While NJEP’s programs have been acclaimed by judges across the country, misconceptions about rape and its impact persist in the courts and among law enforcement authorities today.  This news story about Judge Johnson illustrates the continuing need for Legal Momentum’s education programs and our constant vigilance where the prosecution of sex crimes is concerned.

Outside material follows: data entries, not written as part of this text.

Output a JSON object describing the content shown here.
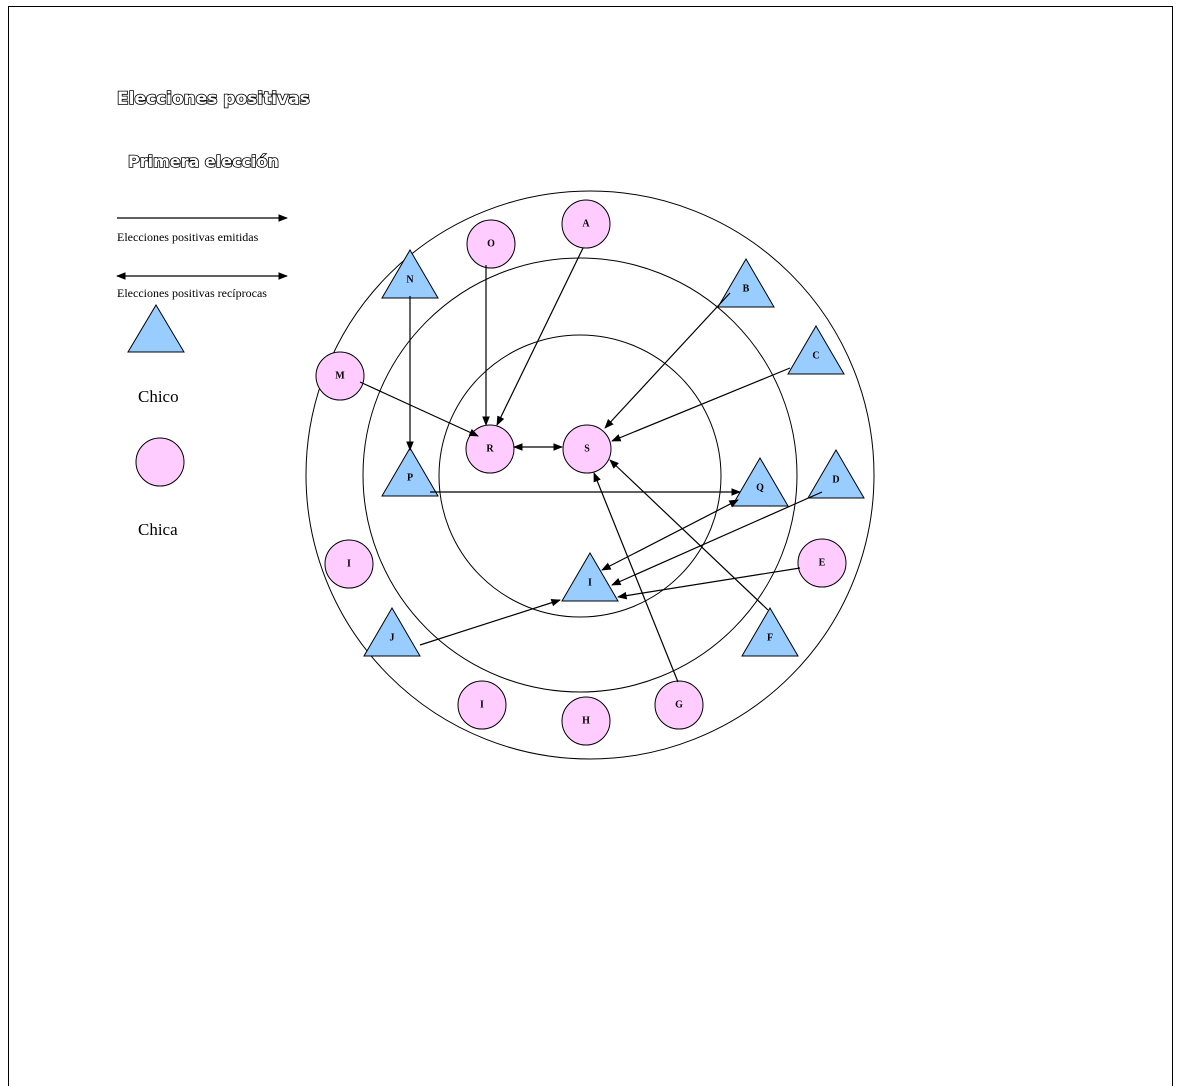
{
  "header": {
    "title": "Elecciones positivas",
    "subtitle": "Primera elección"
  },
  "legend": {
    "emitted": "Elecciones positivas emitidas",
    "reciprocal": "Elecciones positivas recíprocas",
    "boy": "Chico",
    "girl": "Chica"
  },
  "nodes": [
    {
      "label": "A"
    },
    {
      "label": "O"
    },
    {
      "label": "N"
    },
    {
      "label": "B"
    },
    {
      "label": "C"
    },
    {
      "label": "M"
    },
    {
      "label": "R"
    },
    {
      "label": "S"
    },
    {
      "label": "P"
    },
    {
      "label": "Q"
    },
    {
      "label": "D"
    },
    {
      "label": "I"
    },
    {
      "label": "E"
    },
    {
      "label": "I"
    },
    {
      "label": "J"
    },
    {
      "label": "F"
    },
    {
      "label": "I"
    },
    {
      "label": "H"
    },
    {
      "label": "G"
    }
  ]
}
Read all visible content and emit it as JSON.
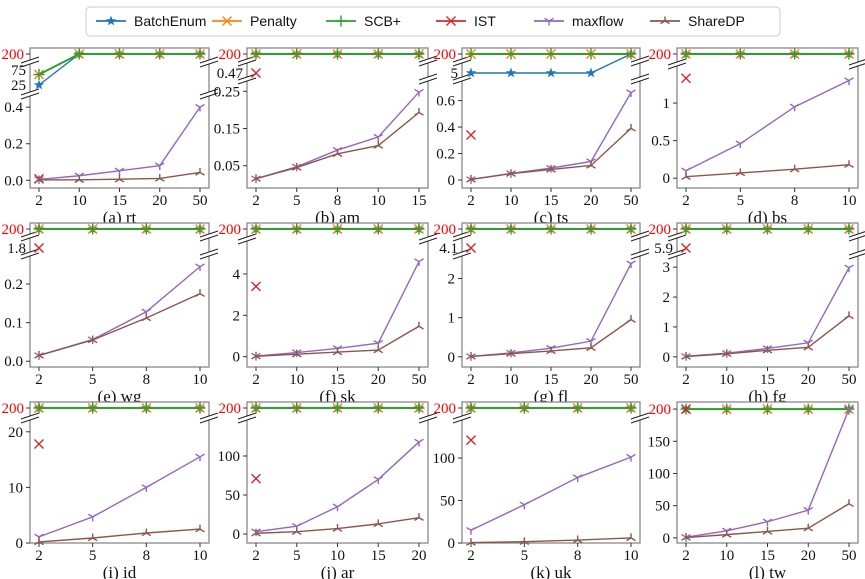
{
  "legend": {
    "placement": "top-center",
    "entries": [
      {
        "name": "BatchEnum",
        "color": "#1f77b4",
        "marker": "star"
      },
      {
        "name": "Penalty",
        "color": "#ff7f0e",
        "marker": "x"
      },
      {
        "name": "SCB+",
        "color": "#2ca02c",
        "marker": "plus"
      },
      {
        "name": "IST",
        "color": "#d62728",
        "marker": "x"
      },
      {
        "name": "maxflow",
        "color": "#9467bd",
        "marker": "tri_down"
      },
      {
        "name": "ShareDP",
        "color": "#8c564b",
        "marker": "tri_up"
      }
    ]
  },
  "chart_data": [
    {
      "type": "line",
      "title": "(a) rt",
      "x": [
        "2",
        "10",
        "15",
        "20",
        "50"
      ],
      "axis_break": true,
      "top_tick": "200",
      "mid_ticks": [
        "75",
        "25"
      ],
      "mid_values": [
        75,
        25
      ],
      "yticks": [
        "0.0",
        "0.2",
        "0.4"
      ],
      "ytick_values": [
        0,
        0.2,
        0.4
      ],
      "ylim": [
        -0.042,
        0.45
      ],
      "series": {
        "BatchEnum": [
          25,
          200,
          200,
          200,
          200
        ],
        "Penalty": [
          60,
          200,
          200,
          200,
          200
        ],
        "SCB+": [
          60,
          200,
          200,
          200,
          200
        ],
        "IST": [
          0.008,
          null,
          null,
          null,
          null
        ],
        "maxflow": [
          0.005,
          0.025,
          0.052,
          0.08,
          0.4
        ],
        "ShareDP": [
          0.002,
          0.003,
          0.006,
          0.01,
          0.043
        ]
      }
    },
    {
      "type": "line",
      "title": "(b) am",
      "x": [
        "2",
        "5",
        "8",
        "10",
        "15"
      ],
      "axis_break": true,
      "top_tick": "200",
      "mid_ticks": [
        "0.47"
      ],
      "mid_values": [
        0.47
      ],
      "yticks": [
        "0.05",
        "0.15",
        "0.25"
      ],
      "ytick_values": [
        0.05,
        0.15,
        0.25
      ],
      "ylim": [
        -0.01,
        0.275
      ],
      "series": {
        "BatchEnum": [
          200,
          200,
          200,
          200,
          200
        ],
        "Penalty": [
          200,
          200,
          200,
          200,
          200
        ],
        "SCB+": [
          200,
          200,
          200,
          200,
          200
        ],
        "IST": [
          0.47,
          null,
          null,
          null,
          null
        ],
        "maxflow": [
          0.015,
          0.047,
          0.092,
          0.127,
          0.248
        ],
        "ShareDP": [
          0.015,
          0.045,
          0.082,
          0.104,
          0.193
        ]
      }
    },
    {
      "type": "line",
      "title": "(c) ts",
      "x": [
        "2",
        "10",
        "15",
        "20",
        "50"
      ],
      "axis_break": true,
      "top_tick": "200",
      "mid_ticks": [
        "5"
      ],
      "mid_values": [
        5
      ],
      "yticks": [
        "0",
        "0.2",
        "0.4",
        "0.6"
      ],
      "ytick_values": [
        0,
        0.2,
        0.4,
        0.6
      ],
      "ylim": [
        -0.06,
        0.74
      ],
      "series": {
        "BatchEnum": [
          5,
          5,
          5,
          5,
          200
        ],
        "Penalty": [
          200,
          200,
          200,
          200,
          200
        ],
        "SCB+": [
          200,
          200,
          200,
          200,
          200
        ],
        "IST": [
          0.34,
          null,
          null,
          null,
          null
        ],
        "maxflow": [
          0.005,
          0.05,
          0.09,
          0.14,
          0.66
        ],
        "ShareDP": [
          0.005,
          0.048,
          0.08,
          0.11,
          0.39
        ]
      }
    },
    {
      "type": "line",
      "title": "(d) bs",
      "x": [
        "2",
        "5",
        "8",
        "10"
      ],
      "axis_break": true,
      "top_tick": "200",
      "mid_ticks": [],
      "mid_values": [],
      "yticks": [
        "0",
        "0.5",
        "1"
      ],
      "ytick_values": [
        0,
        0.5,
        1
      ],
      "ylim": [
        -0.13,
        1.44
      ],
      "series": {
        "BatchEnum": [
          200,
          200,
          200,
          200
        ],
        "Penalty": [
          200,
          200,
          200,
          200
        ],
        "SCB+": [
          200,
          200,
          200,
          200
        ],
        "IST": [
          1.33,
          null,
          null,
          null
        ],
        "maxflow": [
          0.1,
          0.46,
          0.95,
          1.3
        ],
        "ShareDP": [
          0.02,
          0.07,
          0.12,
          0.18
        ]
      }
    },
    {
      "type": "line",
      "title": "(e) wg",
      "x": [
        "2",
        "5",
        "8",
        "10"
      ],
      "axis_break": true,
      "top_tick": "200",
      "mid_ticks": [
        "1.8"
      ],
      "mid_values": [
        1.8
      ],
      "yticks": [
        "0.0",
        "0.1",
        "0.2"
      ],
      "ytick_values": [
        0,
        0.1,
        0.2
      ],
      "ylim": [
        -0.015,
        0.27
      ],
      "series": {
        "BatchEnum": [
          200,
          200,
          200,
          200
        ],
        "Penalty": [
          200,
          200,
          200,
          200
        ],
        "SCB+": [
          200,
          200,
          200,
          200
        ],
        "IST": [
          1.8,
          null,
          null,
          null
        ],
        "maxflow": [
          0.015,
          0.056,
          0.128,
          0.245
        ],
        "ShareDP": [
          0.015,
          0.055,
          0.112,
          0.175
        ]
      }
    },
    {
      "type": "line",
      "title": "(f) sk",
      "x": [
        "2",
        "10",
        "15",
        "20",
        "50"
      ],
      "axis_break": true,
      "top_tick": "200",
      "mid_ticks": [],
      "mid_values": [],
      "yticks": [
        "0",
        "2",
        "4"
      ],
      "ytick_values": [
        0,
        2,
        4
      ],
      "ylim": [
        -0.5,
        5.4
      ],
      "series": {
        "BatchEnum": [
          200,
          200,
          200,
          200,
          200
        ],
        "Penalty": [
          200,
          200,
          200,
          200,
          200
        ],
        "SCB+": [
          200,
          200,
          200,
          200,
          200
        ],
        "IST": [
          3.4,
          null,
          null,
          null,
          null
        ],
        "maxflow": [
          0.03,
          0.2,
          0.4,
          0.65,
          4.6
        ],
        "ShareDP": [
          0.02,
          0.12,
          0.22,
          0.32,
          1.47
        ]
      }
    },
    {
      "type": "line",
      "title": "(g) fl",
      "x": [
        "2",
        "10",
        "15",
        "20",
        "50"
      ],
      "axis_break": true,
      "top_tick": "200",
      "mid_ticks": [
        "4.1"
      ],
      "mid_values": [
        4.1
      ],
      "yticks": [
        "0",
        "1",
        "2"
      ],
      "ytick_values": [
        0,
        1,
        2
      ],
      "ylim": [
        -0.26,
        2.55
      ],
      "series": {
        "BatchEnum": [
          200,
          200,
          200,
          200,
          200
        ],
        "Penalty": [
          200,
          200,
          200,
          200,
          200
        ],
        "SCB+": [
          200,
          200,
          200,
          200,
          200
        ],
        "IST": [
          4.1,
          null,
          null,
          null,
          null
        ],
        "maxflow": [
          0.01,
          0.1,
          0.22,
          0.4,
          2.38
        ],
        "ShareDP": [
          0.01,
          0.08,
          0.15,
          0.23,
          0.95
        ]
      }
    },
    {
      "type": "line",
      "title": "(h) fg",
      "x": [
        "2",
        "10",
        "15",
        "20",
        "50"
      ],
      "axis_break": true,
      "top_tick": "200",
      "mid_ticks": [
        "5.9"
      ],
      "mid_values": [
        5.9
      ],
      "yticks": [
        "0",
        "1",
        "2",
        "3"
      ],
      "ytick_values": [
        0,
        1,
        2,
        3
      ],
      "ylim": [
        -0.34,
        3.34
      ],
      "series": {
        "BatchEnum": [
          200,
          200,
          200,
          200,
          200
        ],
        "Penalty": [
          200,
          200,
          200,
          200,
          200
        ],
        "SCB+": [
          200,
          200,
          200,
          200,
          200
        ],
        "IST": [
          5.9,
          null,
          null,
          null,
          null
        ],
        "maxflow": [
          0.02,
          0.12,
          0.28,
          0.47,
          2.98
        ],
        "ShareDP": [
          0.01,
          0.1,
          0.22,
          0.32,
          1.37
        ]
      }
    },
    {
      "type": "line",
      "title": "(i) id",
      "x": [
        "2",
        "5",
        "8",
        "10"
      ],
      "axis_break": true,
      "top_tick": "200",
      "mid_ticks": [],
      "mid_values": [],
      "yticks": [
        "0",
        "10",
        "20"
      ],
      "ytick_values": [
        0,
        10,
        20
      ],
      "ylim": [
        0,
        21.4
      ],
      "series": {
        "BatchEnum": [
          200,
          200,
          200,
          200
        ],
        "Penalty": [
          200,
          200,
          200,
          200
        ],
        "SCB+": [
          200,
          200,
          200,
          200
        ],
        "IST": [
          17.8,
          null,
          null,
          null
        ],
        "maxflow": [
          1.1,
          4.7,
          10,
          15.5
        ],
        "ShareDP": [
          0.2,
          0.9,
          1.8,
          2.5
        ]
      }
    },
    {
      "type": "line",
      "title": "(j) ar",
      "x": [
        "2",
        "5",
        "10",
        "15",
        "20"
      ],
      "axis_break": true,
      "top_tick": "200",
      "mid_ticks": [],
      "mid_values": [],
      "yticks": [
        "0",
        "50",
        "100"
      ],
      "ytick_values": [
        0,
        50,
        100
      ],
      "ylim": [
        -11.5,
        141
      ],
      "series": {
        "BatchEnum": [
          200,
          200,
          200,
          200,
          200
        ],
        "Penalty": [
          200,
          200,
          200,
          200,
          200
        ],
        "SCB+": [
          200,
          200,
          200,
          200,
          200
        ],
        "IST": [
          71,
          null,
          null,
          null,
          null
        ],
        "maxflow": [
          3,
          10,
          35,
          70,
          118
        ],
        "ShareDP": [
          1,
          3,
          7,
          13,
          21
        ]
      }
    },
    {
      "type": "line",
      "title": "(k) uk",
      "x": [
        "2",
        "5",
        "8",
        "10"
      ],
      "axis_break": true,
      "top_tick": "200",
      "mid_ticks": [],
      "mid_values": [],
      "yticks": [
        "0",
        "50",
        "100"
      ],
      "ytick_values": [
        0,
        50,
        100
      ],
      "ylim": [
        0,
        140
      ],
      "series": {
        "BatchEnum": [
          200,
          200,
          200,
          200
        ],
        "Penalty": [
          200,
          200,
          200,
          200
        ],
        "SCB+": [
          200,
          200,
          200,
          200
        ],
        "IST": [
          121,
          null,
          null,
          null
        ],
        "maxflow": [
          15,
          45,
          77,
          101
        ],
        "ShareDP": [
          0.5,
          1.5,
          3.5,
          6
        ]
      }
    },
    {
      "type": "line",
      "title": "(l) tw",
      "x": [
        "2",
        "10",
        "15",
        "20",
        "50"
      ],
      "axis_break": false,
      "top_tick": "200",
      "mid_ticks": [],
      "mid_values": [],
      "yticks": [
        "0",
        "50",
        "100",
        "150"
      ],
      "ytick_values": [
        0,
        50,
        100,
        150
      ],
      "ylim": [
        -8,
        211
      ],
      "series": {
        "BatchEnum": [
          200,
          200,
          200,
          200,
          200
        ],
        "Penalty": [
          200,
          200,
          200,
          200,
          200
        ],
        "SCB+": [
          200,
          200,
          200,
          200,
          200
        ],
        "IST": [
          200,
          null,
          null,
          null,
          null
        ],
        "maxflow": [
          1,
          11,
          25,
          43,
          200
        ],
        "ShareDP": [
          0.5,
          5,
          10,
          15,
          53
        ]
      }
    }
  ]
}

This news story also illustrates an important point of progress in the courts in which Legal Momentum's National Judicial Education Program was instrumental.  The California Commission on Judicial Performance found that Judge Johnson’s comments violated canon 3B(5) of the California Code of Judicial Conduct, which requires a judge to perform judicial duties without bias or prejudice and provides that a judge shall not, in the performance of judicial duties, engage in speech or other conduct that would reasonably be perceived as bias or prejudice.  This Canon of Ethics is also a product of NJEP's work.  In addition to presenting judicial education programs about sexual assault, NJEP was the catalyst for a series of task forces on gender bias in the courts established by state supreme courts across the country.  The findings of these task forces were a key element in the decision of the American Bar Association to amend its model code of judicial conduct to include Canon 3B(5).  This code is the model for state codes of judicial conduct, hence the incorporation of 3B(5) in the California Code.  It has also been adopted in state judicial conduct codes across the country.

The strong response of the California Commission on Judicial Performance to Judge Johnson’s outrageous denigration of a rape victim shows that Legal Momentum's work has contributed to important progress in the courts, but this case also confirms that the fight for justice for victims of sexual assault is one we cannot abandon.